January 13 2019, 19:06pm

Posted by Pierre Lurçat

Jabotinsky pionnier de l’antiracisme en Amérique, Pierre Lurçat

La dernière manière d'attaquer Israël - plus sournoise que le traditionnel antisionisme - consiste à déplorer que les dirigeants actuels, et en premier lieu Binyamin Nétanyahou - se soient "éloignés du rêve sioniste des Pères fondateurs". Ce discours est notamment celui d'un Jean-Pierre Filiu, auteur d'un livre récent sur Nétanyahou, intitulé Main basse sur Israël. J'ai eu l'occasion de débattre avec lui sur la chaîne i24 et de dénoncer sa vision caricaturale d'Israël. Pour contrer cette description de la droite israélienne, je remets en ligne cet article sur Jabotinsky, qui montre que la réalité est bien différente de la vision qu'en donnent les adeptes du "Netanyahou bashing", qui n'est pas autre chose que le nouveau visage de la vieille détestation d'Israël. P.L.

 


Jabotinsky.jpgA l’occasion d'un débat à la Knesset sur la proposition de loi visant à interdire l’utilisation du mot « nazi » comme insulte, le quotidien Ha’aretz rappelait que David Ben Gourion avait jadis qualifié Jabotinsky de « Vladimir Hitler ». L’animosité que Ben Gourion vouait à son grand rival de la droite sioniste n’a pas peu contribué aux stéréotypes négatifs entourant la figure du fondateur du sionisme révisionniste. Mais ceux qui se penchent sur la vie et l’œuvre du « Roch Bétar » découvrent un homme très éloigné du portrait peu flatteur qu’ont parfois dressé de lui ses adversaires politiques.
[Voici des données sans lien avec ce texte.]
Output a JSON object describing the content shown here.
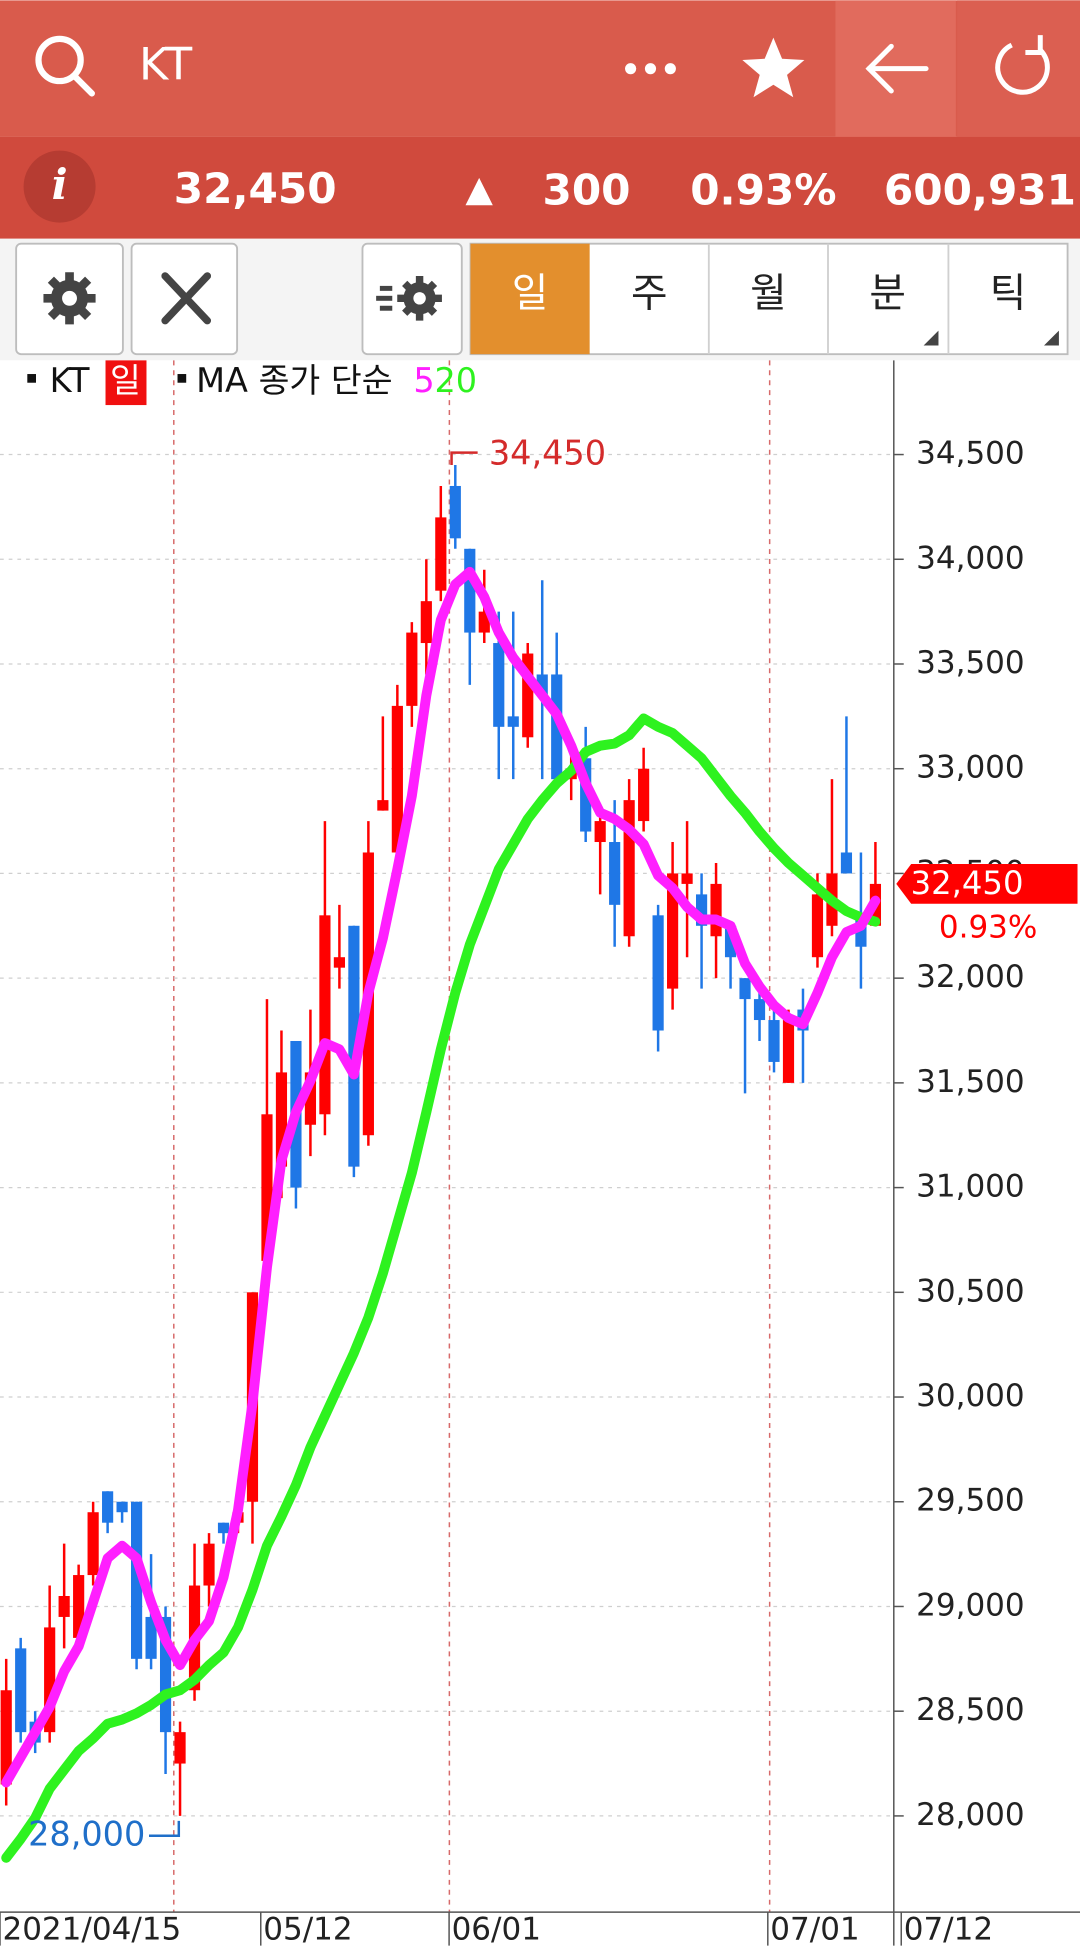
{
  "app_bar": {
    "title": "KT"
  },
  "quote": {
    "info": "i",
    "price": "32,450",
    "change": "300",
    "change_rate": "0.93%",
    "volume": "600,931"
  },
  "tabs": [
    "일",
    "주",
    "월",
    "분",
    "틱"
  ],
  "chart_data": {
    "type": "candlestick",
    "period": "일",
    "ma_label": "MA 종가 단순",
    "categories": [
      "2021/04/15",
      null,
      null,
      null,
      null,
      null,
      null,
      null,
      null,
      null,
      null,
      null,
      null,
      null,
      null,
      null,
      null,
      null,
      "05/12",
      null,
      null,
      null,
      null,
      null,
      null,
      null,
      null,
      null,
      null,
      null,
      null,
      "06/01",
      null,
      null,
      null,
      null,
      null,
      null,
      null,
      null,
      null,
      null,
      null,
      null,
      null,
      null,
      null,
      null,
      null,
      null,
      null,
      null,
      null,
      "07/01",
      null,
      null,
      null,
      null,
      null,
      null,
      "07/12"
    ],
    "series": [
      {
        "name": "KT",
        "up_color": "#ff0000",
        "down_color": "#1f77e6",
        "open": [
          28150,
          28800,
          28450,
          28400,
          28950,
          28850,
          29150,
          29550,
          29500,
          29500,
          28950,
          28950,
          28250,
          28600,
          29100,
          29400,
          29400,
          29500,
          30650,
          31100,
          31700,
          31300,
          31350,
          32050,
          32250,
          31250,
          32800,
          32600,
          33300,
          33600,
          33850,
          34350,
          34050,
          33650,
          33600,
          33250,
          33150,
          33450,
          33450,
          32950,
          33050,
          32650,
          32650,
          32200,
          32750,
          32300,
          31950,
          32450,
          32400,
          32200,
          32250,
          32000,
          31900,
          31800,
          31500,
          31850,
          32100,
          32250,
          32600,
          32300,
          32250
        ],
        "high": [
          28750,
          28850,
          28500,
          29100,
          29300,
          29200,
          29500,
          29550,
          29500,
          29500,
          29250,
          29000,
          28450,
          29300,
          29350,
          29400,
          29550,
          30500,
          31900,
          31750,
          31700,
          31850,
          32750,
          32350,
          32250,
          32750,
          33250,
          33400,
          33700,
          34000,
          34350,
          34450,
          34050,
          33950,
          33750,
          33750,
          33600,
          33900,
          33650,
          33150,
          33200,
          32800,
          32850,
          32950,
          33100,
          32350,
          32650,
          32750,
          32500,
          32550,
          32250,
          32000,
          31950,
          31850,
          31850,
          31950,
          32500,
          32950,
          33250,
          32600,
          32650
        ],
        "low": [
          28050,
          28350,
          28300,
          28350,
          28800,
          28800,
          29100,
          29350,
          29400,
          28700,
          28700,
          28200,
          28000,
          28550,
          29000,
          29300,
          29350,
          29300,
          30500,
          30950,
          30900,
          31150,
          31250,
          31950,
          31050,
          31200,
          32800,
          32600,
          33200,
          33450,
          33800,
          34050,
          33400,
          33600,
          32950,
          32950,
          33100,
          32950,
          32950,
          32850,
          32650,
          32400,
          32150,
          32150,
          32700,
          31650,
          31850,
          32100,
          31950,
          32000,
          31950,
          31450,
          31700,
          31550,
          31500,
          31500,
          32050,
          32200,
          32500,
          31950,
          32250
        ],
        "close": [
          28600,
          28400,
          28350,
          28900,
          29050,
          29150,
          29450,
          29400,
          29450,
          28750,
          28750,
          28400,
          28400,
          29100,
          29300,
          29350,
          29450,
          30500,
          31350,
          31550,
          31000,
          31550,
          32300,
          32100,
          31100,
          32600,
          32850,
          33300,
          33650,
          33800,
          34200,
          34100,
          33650,
          33750,
          33200,
          33200,
          33550,
          33350,
          32950,
          33000,
          32700,
          32750,
          32350,
          32850,
          33000,
          31750,
          32500,
          32500,
          32250,
          32450,
          32100,
          31900,
          31800,
          31600,
          31800,
          31750,
          32400,
          32500,
          32500,
          32150,
          32450
        ]
      },
      {
        "name": "5",
        "color": "#ff1fff",
        "values": [
          28160,
          28280,
          28400,
          28520,
          28690,
          28810,
          29020,
          29230,
          29290,
          29230,
          29020,
          28840,
          28720,
          28840,
          28930,
          29140,
          29460,
          29970,
          30620,
          31130,
          31360,
          31510,
          31690,
          31660,
          31540,
          31930,
          32190,
          32520,
          32870,
          33350,
          33710,
          33880,
          33940,
          33820,
          33650,
          33530,
          33440,
          33350,
          33260,
          33110,
          32930,
          32790,
          32760,
          32710,
          32640,
          32490,
          32430,
          32340,
          32280,
          32280,
          32250,
          32070,
          31960,
          31870,
          31810,
          31780,
          31930,
          32100,
          32220,
          32250,
          32370
        ]
      },
      {
        "name": "20",
        "color": "#2ef21f",
        "values": [
          27800,
          27890,
          27990,
          28130,
          28220,
          28310,
          28370,
          28440,
          28460,
          28490,
          28530,
          28580,
          28600,
          28650,
          28720,
          28780,
          28900,
          29080,
          29290,
          29430,
          29580,
          29760,
          29910,
          30060,
          30210,
          30380,
          30590,
          30830,
          31070,
          31360,
          31660,
          31930,
          32160,
          32340,
          32520,
          32640,
          32760,
          32850,
          32930,
          32990,
          33080,
          33110,
          33120,
          33160,
          33240,
          33200,
          33170,
          33110,
          33050,
          32960,
          32870,
          32790,
          32700,
          32620,
          32550,
          32490,
          32430,
          32370,
          32320,
          32290,
          32270
        ]
      }
    ],
    "ylim": [
      27600,
      34920
    ],
    "yticks": [
      {
        "value": 28000,
        "label": "28,000"
      },
      {
        "value": 28500,
        "label": "28,500"
      },
      {
        "value": 29000,
        "label": "29,000"
      },
      {
        "value": 29500,
        "label": "29,500"
      },
      {
        "value": 30000,
        "label": "30,000"
      },
      {
        "value": 30500,
        "label": "30,500"
      },
      {
        "value": 31000,
        "label": "31,000"
      },
      {
        "value": 31500,
        "label": "31,500"
      },
      {
        "value": 32000,
        "label": "32,000"
      },
      {
        "value": 32500,
        "label": "32,500"
      },
      {
        "value": 33000,
        "label": "33,000"
      },
      {
        "value": 33500,
        "label": "33,500"
      },
      {
        "value": 34000,
        "label": "34,000"
      },
      {
        "value": 34500,
        "label": "34,500"
      }
    ],
    "grid": true,
    "annotations": [
      {
        "value": 34450,
        "label": "34,450",
        "color": "#d42b2b"
      },
      {
        "value": 28000,
        "label": "28,000",
        "color": "#1f6fc9"
      }
    ],
    "last_price": {
      "value": 32450,
      "label": "32,450",
      "color": "#ff0000"
    },
    "last_change": "0.93%"
  }
}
Le professeur Rafael Medoff, directeur de l’institut Wyman de recherche sur l’antisémitisme à Washington, a rappelé récemment, fort à propos, que Jabotinsky avait été un des pionniers de la lutte contre le racisme aux Etats-Unis, en 1910, dans son fameux article « Homo homini Lupus » (« L’homme est un loup pour l’homme »).

Cet article avait été écrit à la suite d’un combat de boxe, organisé le 4 juillet (Jour de l’Indépendance) à Reno, Nevada, entre Jack Johnson et Jack Jeffries, deux champions poids lourds qui ne s’étaient jamais rencontrés auparavant sur un ring. Le premier était en effet noir et le second blanc. Présenté comme le « Combat du siècle », le matche s’acheva par la victoire de Johnson, qui déclencha une vague d’émeutes raciales dans plus de 50 villes des Etats-Unis, faisant une vingtaine de victimes.

 

Johnson_jeff.jpg

Le combat entre Jack Johnson et Jack Jeffries

 

Jabotinsky décrit, dans son article pour le journal russe Odesskiye Novosti (Les Nouvelles d’Odessa), comment des foules en furie se jetèrent sur les habitants noirs, à cinquante contre un, attaquant même les femmes et les enfants. Aux yeux du jeune journaliste russe (âgé de 30 ans), c’était la preuve que les Etats-Unis, la « République la plus libre au monde », souffraient d’un mal quasiment incurable. « Un Juif russe peut encore se convertir », écrit-il, mais « la race ne peut être effacée ». Il décrivait ensuite le régime de ségrégation encore en vigueur aux Etats-Unis, près de cinquante ans après la fin de la guerre de Sécession et l’abolition officielle de l’esclavage.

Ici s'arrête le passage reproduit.